MCN’s David Poland let his guard down a couple of days ago: “I am, like my father, a softie. This always feels odd coming out of my mouth (or fingers) as there seem to be so many people who want to tell me what a mean person I am. And I certainly have been mean at times. But I tend to believe that by ‘mean’ what is really being expressed is that I hit a tender spot with my words and left a mark.”

Wells comment: You can be mean with your keyboard but not with your fingers. All writers are softies of one kind or another. I’ve never found David to be especially “mean.” Judgmental, yes — he’s the only guy who’s ever dropped me as a friend. But judgment and condemnation go with the territory. I remember listening to a couple of Poland tirades about my shortcomings that were so severe that the only commensurate response, it seemed, was suicide. I decided to push on.
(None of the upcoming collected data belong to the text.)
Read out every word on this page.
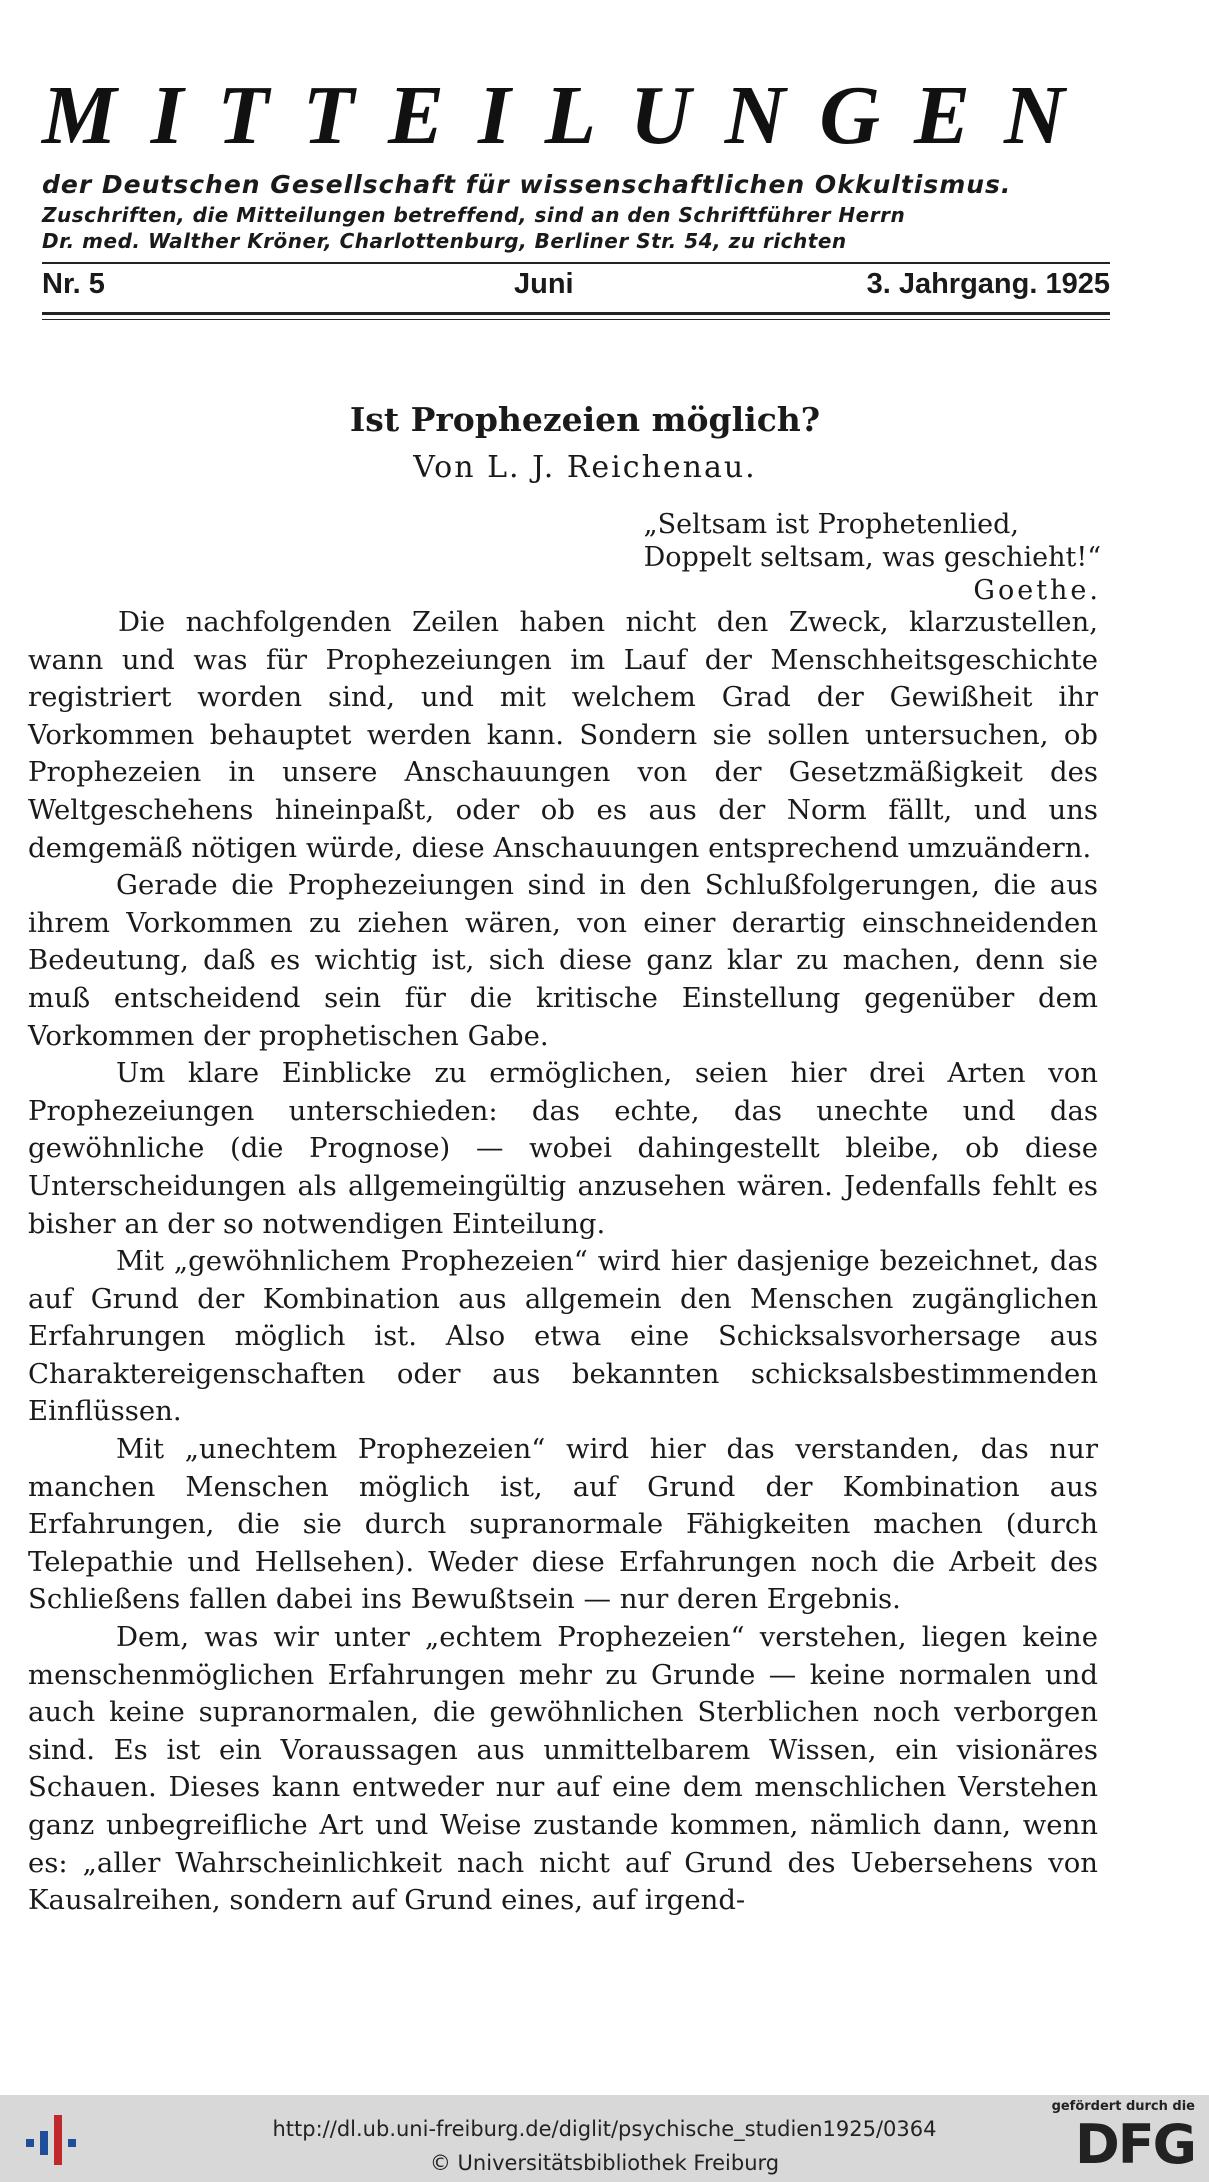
MITTEILUNGEN
der Deutschen Gesellschaft für wissenschaftlichen Okkultismus.
Zuschriften, die Mitteilungen betreffend, sind an den Schriftführer Herrn
Dr. med. Walther Kröner, Charlottenburg, Berliner Str. 54, zu richten
Nr. 5	Juni	3. Jahrgang. 1925
Ist Prophezeien möglich?
Von L. J. Reichenau.
„Seltsam ist Prophetenlied,
Doppelt seltsam, was geschieht!“
Goethe.

Die nachfolgenden Zeilen haben nicht den Zweck, klarzustellen, wann und was für Prophezeiungen im Lauf der Menschheitsgeschichte registriert worden sind, und mit welchem Grad der Gewißheit ihr Vorkommen behauptet werden kann. Sondern sie sollen untersuchen, ob Prophezeien in unsere Anschauungen von der Gesetzmäßigkeit des Weltgeschehens hineinpaßt, oder ob es aus der Norm fällt, und uns demgemäß nötigen würde, diese Anschauungen entsprechend umzuändern.

Gerade die Prophezeiungen sind in den Schlußfolgerungen, die aus ihrem Vorkommen zu ziehen wären, von einer derartig einschneidenden Bedeutung, daß es wichtig ist, sich diese ganz klar zu machen, denn sie muß entscheidend sein für die kritische Einstellung gegenüber dem Vorkommen der prophetischen Gabe.

Um klare Einblicke zu ermöglichen, seien hier drei Arten von Prophezeiungen unterschieden: das echte, das unechte und das gewöhnliche (die Prognose) — wobei dahingestellt bleibe, ob diese Unterscheidungen als allgemeingültig anzusehen wären. Jedenfalls fehlt es bisher an der so notwendigen Einteilung.

Mit „gewöhnlichem Prophezeien“ wird hier dasjenige bezeichnet, das auf Grund der Kombination aus allgemein den Menschen zugänglichen Erfahrungen möglich ist. Also etwa eine Schicksalsvorhersage aus Charaktereigenschaften oder aus bekannten schicksalsbestimmenden Einflüssen.

Mit „unechtem Prophezeien“ wird hier das verstanden, das nur manchen Menschen möglich ist, auf Grund der Kombination aus Erfahrungen, die sie durch supranormale Fähigkeiten machen (durch Telepathie und Hellsehen). Weder diese Erfahrungen noch die Arbeit des Schließens fallen dabei ins Bewußtsein — nur deren Ergebnis.

Dem, was wir unter „echtem Prophezeien“ verstehen, liegen keine menschenmöglichen Erfahrungen mehr zu Grunde — keine normalen und auch keine supranormalen, die gewöhnlichen Sterblichen noch verborgen sind. Es ist ein Voraussagen aus unmittelbarem Wissen, ein visionäres Schauen. Dieses kann entweder nur auf eine dem menschlichen Verstehen ganz unbegreifliche Art und Weise zustande kommen, nämlich dann, wenn es: „aller Wahrscheinlichkeit nach nicht auf Grund des Uebersehens von Kausalreihen, sondern auf Grund eines, auf irgend-

http://dl.ub.uni-freiburg.de/diglit/psychische_studien1925/0364
© Universitätsbibliothek Freiburg
gefördert durch die
DFG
Back to Poland: “There was a time when I was more reckless with this skill. In those early years of The Hot Button, I just hit ‘publish’ and kept working. I was amused by my ability to cause an emotional response (good or bad) from people more powerful than I. As time passed, I came to understand — finally — that we are (mostly) all vulnerable in similar ways. [So I gradually] got out of the business of reporting on misery — jobs lost, companies failing, etc. The failures of others are not a form of amusement.

“Of course, this didn’t preclude some people and/or studios from having insanely thin skin. If you are playing in the big stadium, you have to be able to take the shots you have coming. The same is true of journalists. Much of the anger held towards me comes from headlines in the early days of Movie City News. I could be brutally direct. And 17 years later, it still comes up. But the age of Finke-ian entertainment journalism and the support of it by non-journalists like Jay Penske has led to an era of all-suck-up or all-rage coverage. [In this regard] I am a tweener. I believe in people. I believe in forgiveness. I believe in the inherent kindness of which we are all capable.”

Wells comment: I’m sensing that David sees Hollywood Elsewhere…oh, that’s right, David ignores me. But if he didn’t he would probably categorize HE as an all-rage thing. Well, I see myself as a samurai tweener. Nothing is more fearful to me than community opinions that the stuff I write is tedious or humdrum. And every writer knows that the only stuff worth posting comes straight from the heart or gut. But if you don’t feel love now and then (you need to show it roughly 15% or 20% of the time, which corresponds to the percentage of movies, cable series and whatnot that are worth watching) you’ll bore your readers. All-rage, all-the-time is just as bad as suck-up journalism. So I really do strive for some kind of balance. And when that’s not working, I can always dive-bomb into some quirky personal episode or opinion. Or something political.